Tesco moves UK executive who sold shares

By @ibtimes on

Tesco , the world's No.3 retailer, has moved Bob Robbins from his role as UK chief operating officer three weeks after it was revealed he sold stock ahead of a profit warning, according to an internal announcement seen by Reuters Wednesday.

The announcement said Robbins, who has held the UK COO role since March 2011, will work directly for group chief executive Philip Clarke on a number of initiatives.

Bob will work directly for me in a new role that will allow the executive team to increase its focus on the strategic priorities we have established whilst strengthening further the support we provide to the UK business, said Clarke.

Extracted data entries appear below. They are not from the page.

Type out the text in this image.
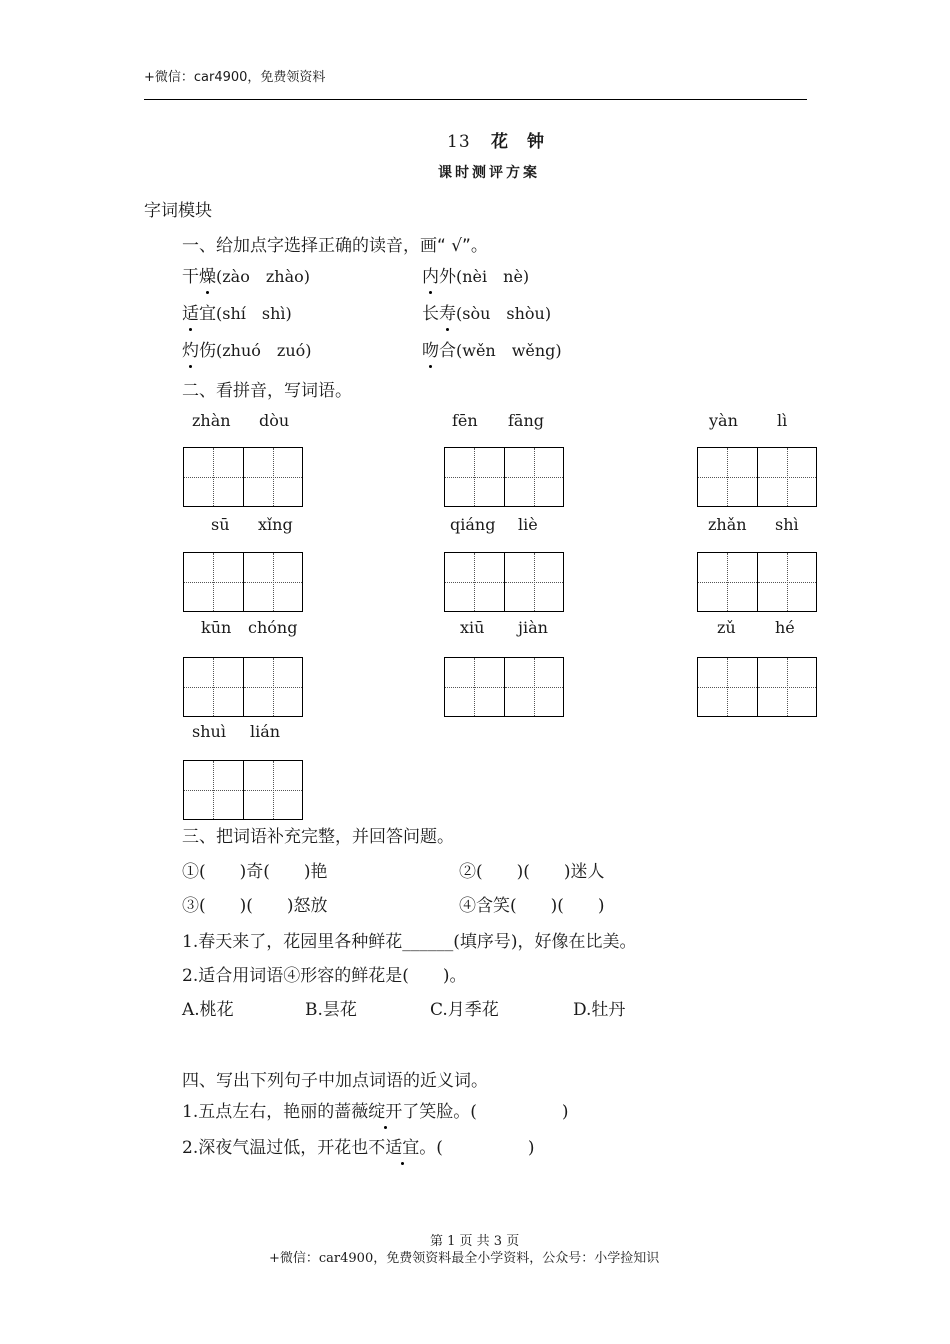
+微信：car4900，免费领资料
13 花　钟
课时测评方案
字词模块
一、给加点字选择正确的读音，画“ √”。
干燥(zào　zhào)	内外(nèi　nè)
适宜(shí　shì)	长寿(sòu　shòu)
灼伤(zhuó　zuó)	吻合(wěn　wěng)
二、看拼音，写词语。
zhàn dòu	fēn fāng	yàn lì
sū xǐng	qiáng liè	zhǎn shì
kūn chóng	xiū jiàn	zǔ hé
shuì lián
三、把词语补充完整，并回答问题。
①(　　)奇(　　)艳	②(　　)(　　)迷人
③(　　)(　　)怒放	④含笑(　　)(　　)
1.春天来了，花园里各种鲜花______(填序号)，好像在比美。
2.适合用词语④形容的鲜花是(　　)。
A.桃花	B.昙花	C.月季花	D.牡丹
四、写出下列句子中加点词语的近义词。
1.五点左右，艳丽的蔷薇绽开了笑脸。(　　　　　)
2.深夜气温过低，开花也不适宜。(　　　　　)
第 1 页 共 3 页
+微信：car4900，免费领资料最全小学资料，公众号：小学捡知识
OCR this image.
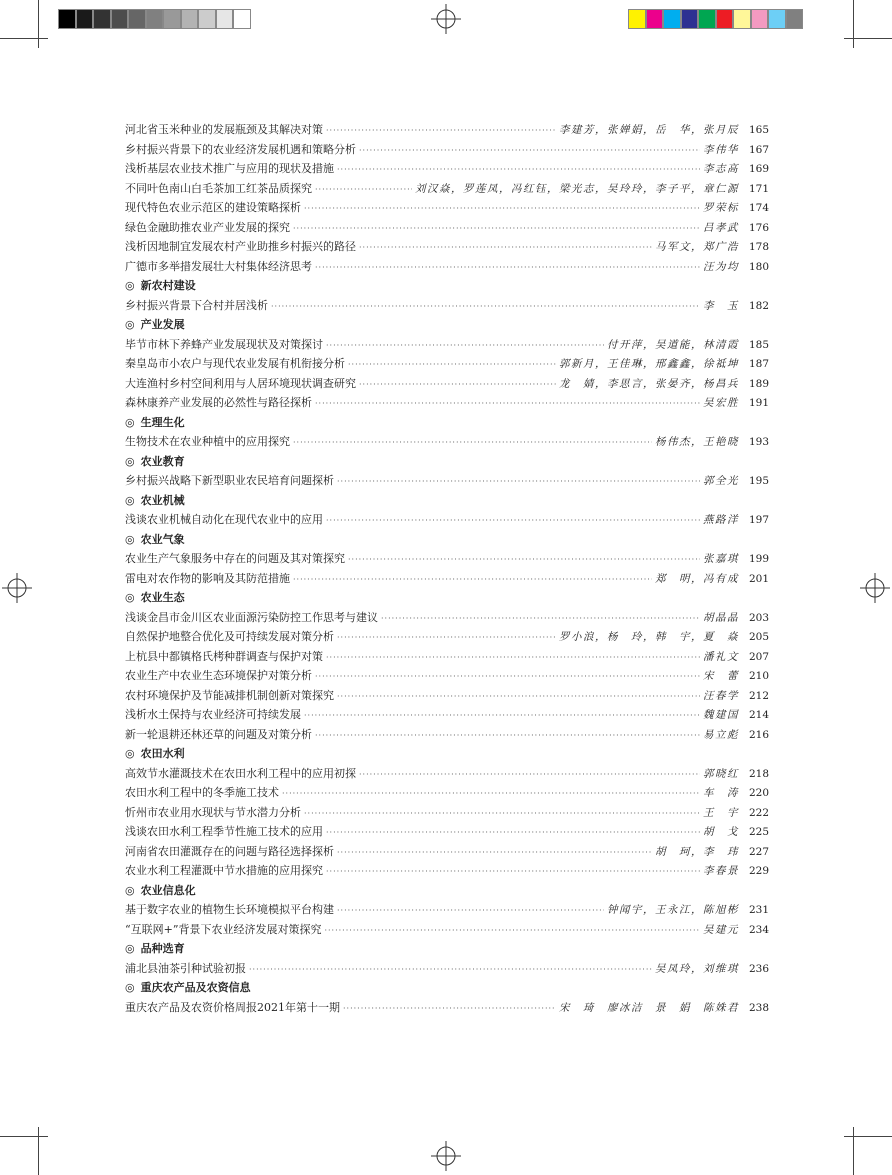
河北省玉米种业的发展瓶颈及其解决对策 ·····	李建芳，张婵娟，岳　华，张月辰 165
乡村振兴背景下的农业经济发展机遇和策略分析 ·····	李伟华 167
浅析基层农业技术推广与应用的现状及措施 ·····	李志高 169
不同叶色南山白毛茶加工红茶品质探究 ·····	刘汉焱，罗莲凤，冯红钰，梁光志，吴玲玲，李子平，章仁源 171
现代特色农业示范区的建设策略探析 ·····	罗荣标 174
绿色金融助推农业产业发展的探究 ·····	吕孝武 176
浅析因地制宜发展农村产业助推乡村振兴的路径 ·····	马军文，郑广浩 178
广德市多举措发展壮大村集体经济思考 ·····	汪为均 180
◎ 新农村建设
乡村振兴背景下合村并居浅析 ·····	李　玉 182
◎ 产业发展
毕节市林下养蜂产业发展现状及对策探讨 ·····	付开萍，吴道能，林清霞 185
秦皇岛市小农户与现代农业发展有机衔接分析 ·····	郭新月，王佳琳，邢鑫鑫，徐祗坤 187
大连渔村乡村空间利用与人居环境现状调查研究 ·····	龙　婧，李思言，张晏齐，杨昌兵 189
森林康养产业发展的必然性与路径探析 ·····	吴宏胜 191
◎ 生理生化
生物技术在农业种植中的应用探究 ·····	杨伟杰，王艳晓 193
◎ 农业教育
乡村振兴战略下新型职业农民培育问题探析 ·····	郭全光 195
◎ 农业机械
浅谈农业机械自动化在现代农业中的应用 ·····	燕路洋 197
◎ 农业气象
农业生产气象服务中存在的问题及其对策探究 ·····	张嘉琪 199
雷电对农作物的影响及其防范措施 ·····	郑　明，冯有成 201
◎ 农业生态
浅谈金昌市金川区农业面源污染防控工作思考与建议 ·····	胡晶晶 203
自然保护地整合优化及可持续发展对策分析 ·····	罗小浪，杨　玲，韩　宇，夏　焱 205
上杭县中都镇格氏栲种群调查与保护对策 ·····	潘礼文 207
农业生产中农业生态环境保护对策分析 ·····	宋　蕾 210
农村环境保护及节能减排机制创新对策探究 ·····	汪春学 212
浅析水土保持与农业经济可持续发展 ·····	魏建国 214
新一轮退耕还林还草的问题及对策分析 ·····	易立彪 216
◎ 农田水利
高效节水灌溉技术在农田水利工程中的应用初探 ·····	郭晓红 218
农田水利工程中的冬季施工技术 ·····	车　涛 220
忻州市农业用水现状与节水潜力分析 ·····	王　宇 222
浅谈农田水利工程季节性施工技术的应用 ·····	胡　戈 225
河南省农田灌溉存在的问题与路径选择探析 ·····	胡　珂，李　玮 227
农业水利工程灌溉中节水措施的应用探究 ·····	李春景 229
◎ 农业信息化
基于数字农业的植物生长环境模拟平台构建 ·····	钟闻宇，王永江，陈旭彬 231
“互联网+”背景下农业经济发展对策探究 ·····	吴建元 234
◎ 品种选育
浦北县油茶引种试验初报 ·····	吴凤玲，刘维琪 236
◎ 重庆农产品及农资信息
重庆农产品及农资价格周报2021年第十一期 ·····	宋　琦　廖冰洁　景　娟　陈姝君 238
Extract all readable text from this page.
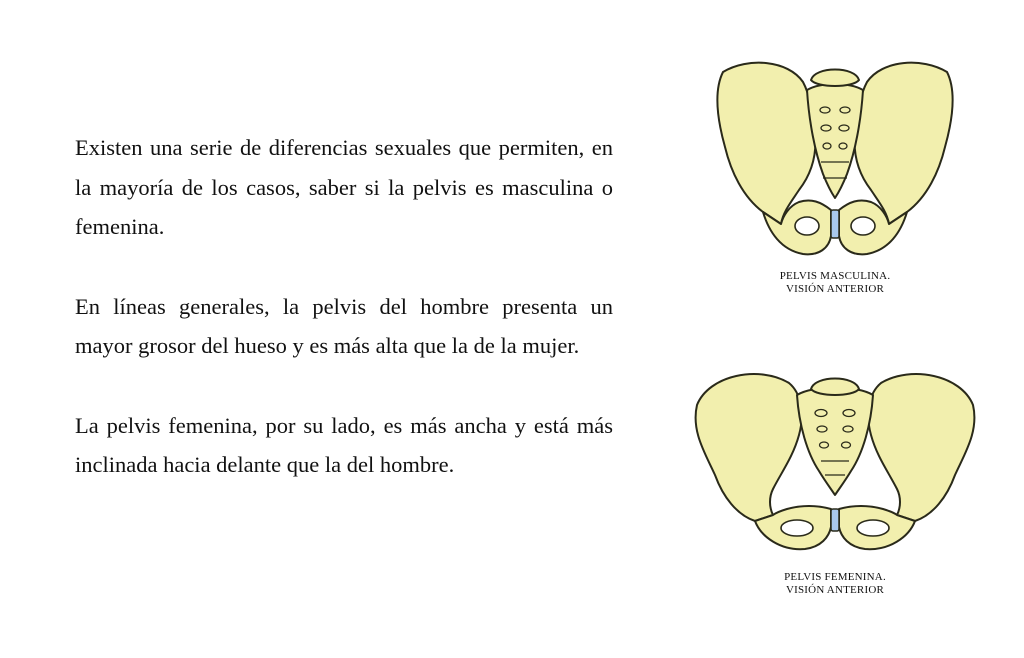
Existen una serie de diferencias sexuales que permiten, en la mayoría de los casos, saber si la pelvis es masculina o femenina.

En líneas generales, la pelvis del hombre presenta un mayor grosor del hueso y es más alta que la de la mujer.

La pelvis femenina, por su lado, es más ancha y está más inclinada hacia delante que la del hombre.

PELVIS MASCULINA.
VISIÓN ANTERIOR
PELVIS FEMENINA.
VISIÓN ANTERIOR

Robbins sold 50,000 shares at 404.51 pence apiece on January 4, netting around 202,000 pounds, according to a filing published on January 5.

That was eight days before Tesco reported its biggest drop in underlying British sales for decades and issued a profit warning that sent its shares plunging.

Tesco said it and Robbins had operated within the rules, though the sale was criticised by corporate governance watchdogs.

A Tesco spokesman said Robbins' move was about using his skills to the best advantage of the whole business and was entirely unrelated to his share sale.

I would personally like to thank Bob for his contribution and support over the last year. His wealth of experience has improved our store operations and I look forward to working with him on delivering our strong investment plan over the coming year, said Richard Brasher, CEO, Tesco UK.

Robbins will be succeeded as UK COO by Chris Bush, the current CEO of the firm's Thailand business.

Bush, who has been at Tesco for 29 years, will be responsible for Tesco's UK stores, distribution network and leadership.

Last month we set out our determination to invest in the UK business. These changes give the UK board the combined strength of a very experienced leader of change and a talented country CEO who has done an extraordinary job in Thailand, said Brasher.

On January 12 Tesco said investment to improve its British business would hit profits in its 2012-13 financial year, sending its shares down as much as 19 percent, the biggest one-day drop since 1988.

Industry data Tuesday said UK sales growth at Tesco had slowed to just half that of the broader grocery market as rivals like Wal-Mart's Asda and J Sainsbury gain share.

John Christie, a 30-year Tesco veteran, will succeed Bush as CEO of the Thailand business.

Shares in Tesco, which have lost 21 percent of their value over the last month, were up 0.9 percent at 322.6 pence at 1137 GMT, valuing the business at about 40.53 billion pounds.